On the first night in the trenches, he organised for a team of volunteers to bury the dead.
He described the Turkish troops as being "knocked about pretty severely with gunfire".
At one stage "without warning or arrangement" several enemy troops emerged from their trenches bearing red and white cross flags and walked plainly into the open - they wanted to bury their dead.
"We were careful not to fire but kept a good look-out."
However, some shots were fired "and the thing ended".
There was attack after attack and, at some stages, the Turkish soldiers got so close to the edges of the trenches the Kiwis could see their bayonets poking over the top.
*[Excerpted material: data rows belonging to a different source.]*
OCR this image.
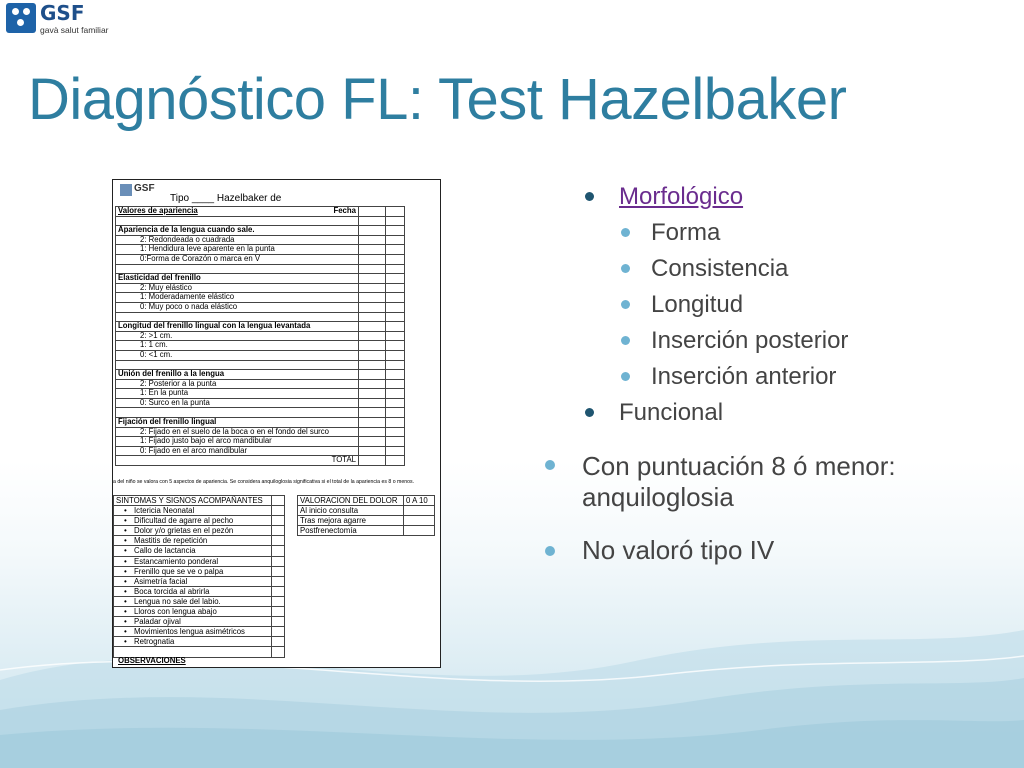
GSF
gavà salut familiar
Diagnóstico FL: Test Hazelbaker
GSF
Tipo ____ Hazelbaker de
Valores de apariencia Fecha		

Apariencia de la lengua cuando sale.		
2: Redondeada o cuadrada		
1: Hendidura leve aparente en la punta		
0:Forma de Corazón o marca en V		

Elasticidad del frenillo		
2: Muy elástico		
1: Moderadamente elástico		
0: Muy poco o nada elástico		

Longitud del frenillo lingual con la lengua levantada		
2: >1 cm.		
1: 1 cm.		
0: <1 cm.		

Unión del frenillo a la lengua		
2: Posterior a la punta		
1: En la punta		
0: Surco en la punta		

Fijación del frenillo lingual		
2: Fijado en el suelo de la boca o en el fondo del surco		
1: Fijado justo bajo el arco mandibular		
0: Fijado en el arco mandibular		
TOTAL		
a del niño se valora con 5 aspectos de apariencia. Se considera anquiloglosia significativa si el total de la apariencia es 8 o menos.
SINTOMAS Y SIGNOS ACOMPAÑANTES	
• Ictericia Neonatal	
• Dificultad de agarre al pecho	
• Dolor y/o grietas en el pezón	
• Mastitis de repetición	
• Callo de lactancia	
• Estancamiento ponderal	
• Frenillo que se ve o palpa	
• Asimetría facial	
• Boca torcida al abrirla	
• Lengua no sale del labio.	
• Lloros con lengua abajo	
• Paladar ojival	
• Movimientos lengua asimétricos	
• Retrognatia	

VALORACION DEL DOLOR	0 A 10
Al inicio consulta	
Tras mejora agarre	
Postfrenectomía	
OBSERVACIONES
Morfológico
Forma
Consistencia
Longitud
Inserción posterior
Inserción anterior
Funcional
Con puntuación 8 ó menor:
anquiloglosia
No valoró tipo IV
There were fears of being cut off from other units as the Turks kept up their relentless attacks, sniping and at times throwing small bombs.
On May 29, Major Chambers was lucky to escape death.
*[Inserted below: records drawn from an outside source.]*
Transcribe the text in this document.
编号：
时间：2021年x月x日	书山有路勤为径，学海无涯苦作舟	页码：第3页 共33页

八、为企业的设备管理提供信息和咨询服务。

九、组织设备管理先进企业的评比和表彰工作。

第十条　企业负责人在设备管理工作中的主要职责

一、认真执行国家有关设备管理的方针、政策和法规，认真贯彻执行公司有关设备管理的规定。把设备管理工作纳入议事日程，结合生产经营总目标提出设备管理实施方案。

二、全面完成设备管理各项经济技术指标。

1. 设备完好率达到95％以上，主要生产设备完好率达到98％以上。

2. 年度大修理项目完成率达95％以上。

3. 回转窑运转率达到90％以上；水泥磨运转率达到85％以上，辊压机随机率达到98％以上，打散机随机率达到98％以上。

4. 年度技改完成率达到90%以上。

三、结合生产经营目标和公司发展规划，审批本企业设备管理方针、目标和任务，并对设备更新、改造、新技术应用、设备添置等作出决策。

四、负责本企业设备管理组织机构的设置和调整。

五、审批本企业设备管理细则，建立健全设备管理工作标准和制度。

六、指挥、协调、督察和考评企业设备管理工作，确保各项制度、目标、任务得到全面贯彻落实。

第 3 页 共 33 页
"I got up on the trench and walked across the centre - just as I was getting back into the trench again a Turk poked his rifle over the bank and had a shot ... but missed."
He wrote of one confrontation that "men were getting too keen and looking out over too much and, in one place alone, I saw three men shot dead in five minutes ... I then began to wonder how long this could last and sent a written order around the trenches that we were to remain on the defensive and not look over at all."
The attacks did, however, become less frequent as the Turks took a hammering.
"The enemy has made a few attacks on the main position but have always suffered pretty heavily. In one not long ago, they lost about 300 men in a very small space."
He wrote that his men were "very close" to the Turks who were only about 35 metres away.
On July 22, Major Chambers was delighted to receive some New Zealand papers and noted in his letter home "I hope you have had a fair growth of grass".
He was obviously thinking about home, and also wrote poignantly "I will be glad when it is over and do not want to see any more of it".
He added that "everyone is keen and anxious to see the thing through".
Then he signed off with a note that he was keeping very well "and that is an important thing in case of being wounded. I hope you are all well ... your affectionate son".
On August 11, the news came through that 28-year-old Selwyn Chambers had died on Gallipoli.
Along with several officers, he had been resting in a bivouac during a lull in the fighting when a bullet struck him in the neck.
His parents, and young wife, were devastated.
Selwyn's cousin, Sergeant Nigel McLean, wrote to his uncle and aunt and said "I have lost a good friend".
He said the bullet struck him in the neck, severing his main artery and cutting his windpipe.
"He was conscious for half a minute only and dead in ten. A doctor was lying alongside him and was attending to him in less than a second but he was beyond medical help and died without being able to speak."
General Russell wrote to the family and said their son was buried "on top of the very post he so gallantly defended two months ago" and that a cairn of stones was being built at the grave site. "I am so sorry for you. For I knew and felt how you hated parting with him."
The family also received a letter from chaplain to the Wellington Mounted Rifles, the Reverend William Grant. "We laid him to rest when dusk had fallen on the highest part of the hill - it commands a glorious view of land and water - and he lies there.
"That God may comfort the sorrow of a father's heart and make you proud that your son found death in the way of duty, fighting for the liberties of the world."